18 de diciembre de 2008

Tomasz Różycki III

Si la primera versión era presentada en endecasílabos y la segunda sin metro, esta tercera está hecha de alejandrinos. Colonias aparece publicado en 2006 y recoge 77 "sonetos" de los cuales algunos tienen rima y están formados por versos de 7 sílabas + 6 sílabas -con una gran tradición en la lírica polaca, y que ya Mickiewicz cultivaría- y otros, como el presentado en este blog, con una mayor libertad en la composición.
Tomasz Różycki está considerado uno de los poetas polacos más interesantes de los últimos tiempos. Estudió Filología Románica y publicó su primer libro en 1997 (Vaterland), si bien sería su sexto poemario (Doce estaciones), publicado en 2004 y premiado con uno de los más importantes premios literarios en Polonia -el de la Fundación Kościelski-, el libro que lo consagraría definitivamente. Su obra ha sido traducida a numerosas lenguas.
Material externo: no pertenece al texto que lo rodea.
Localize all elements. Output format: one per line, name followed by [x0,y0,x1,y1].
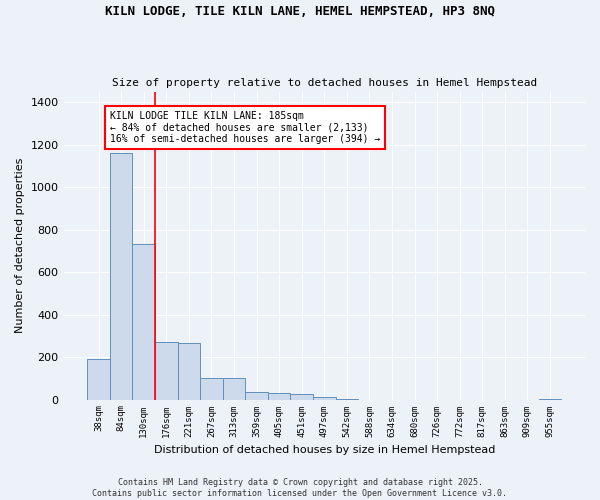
Text: KILN LODGE TILE KILN LANE: 185sqm
← 84% of detached houses are smaller (2,133)
1: KILN LODGE TILE KILN LANE: 185sqm ← 84% … [110,110,380,144]
Bar [133,244,155,400]
Bar [223,378,245,400]
Bar [290,394,313,400]
Bar [539,399,561,400]
Bar [155,342,178,400]
Bar [245,392,268,400]
Text: KILN LODGE, TILE KILN LANE, HEMEL HEMPSTEAD, HP3 8NQ: KILN LODGE, TILE KILN LANE, HEMEL HEMPST… [105,5,495,18]
Bar [178,344,200,400]
Text: Contains HM Land Registry data © Crown copyright and database right 2025.
Contai: Contains HM Land Registry data © Crown c… [92,478,508,498]
Bar [87,358,110,400]
X-axis label: Distribution of detached houses by size in Hemel Hempstead: Distribution of detached houses by size … [154,445,495,455]
Bar [200,378,223,400]
Y-axis label: Number of detached properties: Number of detached properties [15,158,25,333]
Bar [110,153,133,400]
Bar [335,399,358,400]
Title: Size of property relative to detached houses in Hemel Hempstead: Size of property relative to detached ho… [112,78,537,88]
Bar [313,398,335,400]
Bar [268,393,290,400]
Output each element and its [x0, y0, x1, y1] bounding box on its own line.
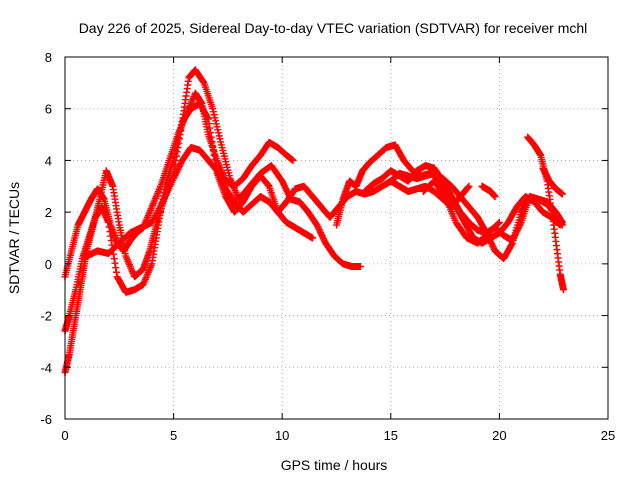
series-10 [478, 182, 499, 201]
x-tick-label: 15 [384, 428, 398, 443]
data-point [558, 190, 566, 198]
y-tick-label: -2 [40, 309, 52, 324]
interpolated-point [211, 156, 219, 164]
series-3 [61, 100, 317, 335]
plot-frame [64, 56, 609, 420]
y-tick-label: 8 [45, 50, 52, 65]
interpolated-point [204, 114, 212, 122]
x-tick-label: 0 [61, 428, 68, 443]
interpolated-point [178, 121, 186, 129]
y-tick-label: 4 [45, 153, 52, 168]
data-point [558, 218, 566, 226]
interpolated-point [112, 268, 120, 276]
grid [65, 57, 608, 419]
series-7 [387, 169, 566, 263]
interpolated-point [209, 142, 217, 150]
data-point [204, 115, 212, 123]
interpolated-point [464, 183, 472, 191]
interpolated-point [175, 131, 183, 139]
interpolated-point [105, 223, 113, 231]
interpolated-point [171, 150, 179, 158]
interpolated-point [205, 120, 213, 128]
axis-ticks: -6 -4 -2 0 2 4 6 8 0 5 10 15 20 25 [40, 50, 615, 443]
interpolated-point [111, 259, 119, 267]
data-point [491, 193, 499, 201]
y-tick-label: 2 [45, 205, 52, 220]
x-tick-label: 5 [170, 428, 177, 443]
interpolated-point [172, 144, 180, 151]
interpolated-point [207, 129, 215, 137]
interpolated-point [177, 124, 185, 132]
interpolated-point [207, 133, 215, 141]
interpolated-point [110, 255, 118, 263]
interpolated-point [112, 264, 120, 272]
data-point [495, 218, 503, 226]
interpolated-point [210, 151, 218, 159]
data-point [465, 182, 473, 190]
data-point [559, 286, 567, 294]
interpolated-point [508, 240, 516, 248]
y-tick-label: -6 [40, 412, 52, 427]
interpolated-point [172, 147, 180, 155]
x-tick-label: 10 [275, 428, 289, 443]
interpolated-point [176, 127, 184, 135]
interpolated-point [106, 228, 114, 236]
data-point [104, 218, 112, 226]
interpolated-point [107, 232, 115, 240]
interpolated-point [209, 147, 217, 155]
y-tick-label: 6 [45, 102, 52, 117]
x-axis-label: GPS time / hours [281, 457, 388, 473]
data-point [309, 234, 317, 242]
interpolated-point [199, 78, 207, 86]
interpolated-point [107, 237, 115, 245]
x-tick-label: 25 [601, 428, 615, 443]
chart-title: Day 226 of 2025, Sidereal Day-to-day VTE… [79, 20, 588, 36]
interpolated-point [206, 124, 214, 132]
x-tick-label: 20 [492, 428, 506, 443]
interpolated-point [174, 137, 182, 145]
data-point [356, 262, 364, 270]
series-11 [539, 164, 566, 198]
interpolated-point [208, 138, 216, 146]
y-tick-label: -4 [40, 360, 52, 375]
interpolated-point [494, 219, 502, 227]
y-tick-label: 0 [45, 257, 52, 272]
data-point [170, 156, 178, 164]
data-points [61, 66, 567, 376]
y-axis-label: SDTVAR / TECUs [6, 182, 22, 294]
series-8 [419, 177, 503, 247]
data-point [289, 156, 297, 164]
interpolated-point [173, 140, 181, 148]
interpolated-point [175, 134, 183, 142]
interpolated-point [170, 153, 178, 161]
En el magnífico blog de Xavier Farré -ABCD Blog de Xavier Farré- recomendado a todo aquel que se quiera adentrar en el mundo de la poesía de esta parte de Europa -aunque no sólo-, se puede disfrutar de la excelente traducción al catalán de varios poemas de Colonias.

Opio

Cuando empecé a escribir, yo todavía ignoraba
qué fácil es. Basta fundirse, aparecerá
la herramienta, la tinta, habrá tipos de dolor,
un dolor como un alfiler, otro papel blanco,

y también muchos placeres, como un alfiler,
como un papel blanco. Yo todavía ignoraba
que aparecerían puntos latentes, en ti,
en la piel del cielo, en lo profundo de la tierra,

donde fluyen los ríos, y que basta tocarlos
y sucederá por sí solo ¡Es algo animal!
Ignoraba que es fácil escribir sin memoria,
escribir –arder- hasta la locura, todo alma,

más allá de la vida - no escribir, marchitar -
y que no soy nada si hablo lenguas e ignoro esto.

De Colonias

4 comentarios:

Mega dijo...

Sorprende comprobar que un mismo poema puede variar tanto atendiendo al metro escogido.

Muy interesante.
Un abrazo

Abel Murcia dijo...
Este comentario ha sido eliminado por el autor.
Abel Murcia dijo...

Es como en fotografía, en el momento en que el fotógrafo -el traductor- realiza una elección en cuanto a la luz, el diafragma, la profundidad de campo, etc., topamos con una u otra imagen. Yo también creo que es interesante, sobre todo porque nos permite tomar conciencia de que todo texto puede generar numerosas traducciones, numerosos nuevos textos. Todo autor traducido se puede convertir en infinitos autores, y ello sin entrar en la multiplicidad de lecturas que cada texto provocará posteriormente. Apasionante. De verdad, apasionante.
Abrazos.

Abel

carmensabes dijo...

Me estoy volviendo loca con tu blog, tan sublime es... no tengo palabras, decirte que admiro tu trabajo en lo más profundo de mí y te seguiré y aprenderé.